Postgresql – Why does WAL on postgresql takes so long to replay

postgresql

Context:

I'm running postgresql 11 using the official postgresql docker image. The configuration is the default one without any tweak. Sometimes, my docker server crashes and kills all the container with it. As a result the postgresql gets stopped in a dirty way and postgresql has to replay the WALs. It takes more than 1h to replay the logs thought the server is mostly idling. I mean when the server crashed it hardly had any writes in the logs. And when I check in pg_wal I only see 65mb of data in the directory so it shouldn't take so much time to replay.

Here's some configurations:

max_wal_size: 1gb
min_wal_size: 80gb
checkpoint_timeout: 3min

So how come it take so long to restart? I have a different server with much less databases but similar configurations. Both are mostly idle all the time but the other one quickly restart while they have the same configuration.

Best Answer

Docker shouldn't be crashing all the time. Maybe whatever is making it do that is also making it very slow when it isn't crashed. Look in the log files for the OS and for docker (and for PostgreSQL) to see what they say.
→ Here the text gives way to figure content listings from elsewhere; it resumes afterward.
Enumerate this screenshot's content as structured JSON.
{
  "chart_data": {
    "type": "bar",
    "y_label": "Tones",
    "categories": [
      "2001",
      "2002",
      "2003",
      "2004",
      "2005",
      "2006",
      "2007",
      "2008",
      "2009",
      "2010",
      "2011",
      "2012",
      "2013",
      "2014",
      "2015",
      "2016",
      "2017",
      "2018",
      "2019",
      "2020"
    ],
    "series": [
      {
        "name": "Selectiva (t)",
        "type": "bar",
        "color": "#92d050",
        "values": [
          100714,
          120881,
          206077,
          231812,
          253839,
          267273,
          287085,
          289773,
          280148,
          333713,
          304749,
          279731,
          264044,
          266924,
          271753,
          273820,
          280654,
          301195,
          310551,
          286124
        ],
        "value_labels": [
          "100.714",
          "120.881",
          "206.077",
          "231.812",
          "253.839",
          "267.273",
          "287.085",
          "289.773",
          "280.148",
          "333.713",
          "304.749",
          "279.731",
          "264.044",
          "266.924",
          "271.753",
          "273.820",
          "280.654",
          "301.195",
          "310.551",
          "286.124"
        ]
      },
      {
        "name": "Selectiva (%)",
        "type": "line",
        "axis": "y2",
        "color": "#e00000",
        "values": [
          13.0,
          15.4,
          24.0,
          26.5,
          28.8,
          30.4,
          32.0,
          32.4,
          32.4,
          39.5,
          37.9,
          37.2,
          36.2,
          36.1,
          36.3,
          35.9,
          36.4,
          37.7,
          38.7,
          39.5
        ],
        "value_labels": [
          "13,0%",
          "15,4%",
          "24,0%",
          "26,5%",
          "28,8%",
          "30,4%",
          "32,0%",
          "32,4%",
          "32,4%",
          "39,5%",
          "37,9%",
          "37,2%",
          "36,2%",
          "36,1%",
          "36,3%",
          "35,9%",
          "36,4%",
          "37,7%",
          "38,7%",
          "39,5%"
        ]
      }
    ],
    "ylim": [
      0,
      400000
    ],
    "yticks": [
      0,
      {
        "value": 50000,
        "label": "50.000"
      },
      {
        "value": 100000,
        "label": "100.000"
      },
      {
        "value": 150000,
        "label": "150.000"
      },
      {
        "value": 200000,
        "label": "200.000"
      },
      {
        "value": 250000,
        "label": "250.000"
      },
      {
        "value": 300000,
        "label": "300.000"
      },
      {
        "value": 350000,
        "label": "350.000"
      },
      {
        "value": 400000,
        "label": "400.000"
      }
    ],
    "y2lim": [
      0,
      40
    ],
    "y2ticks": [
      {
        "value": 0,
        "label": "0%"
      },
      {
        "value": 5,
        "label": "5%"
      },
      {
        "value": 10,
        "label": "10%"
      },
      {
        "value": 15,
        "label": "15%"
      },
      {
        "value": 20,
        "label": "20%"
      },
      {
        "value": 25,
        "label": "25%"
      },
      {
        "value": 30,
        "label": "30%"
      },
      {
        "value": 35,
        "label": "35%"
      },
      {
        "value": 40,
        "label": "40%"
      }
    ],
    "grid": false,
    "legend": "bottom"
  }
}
Find the pid of the startup process, and do:

strace -y -ttt -T -p <pid>

And see what it is doing. This will show you, for example, if it is getting stalled on reads or writes or other system calls. If it isn't, you can also use gdb -p <pid> to see what it is doing internally. To get the most out of that, you will have to install the debug symbols, which I don't know how to do on the official docker image.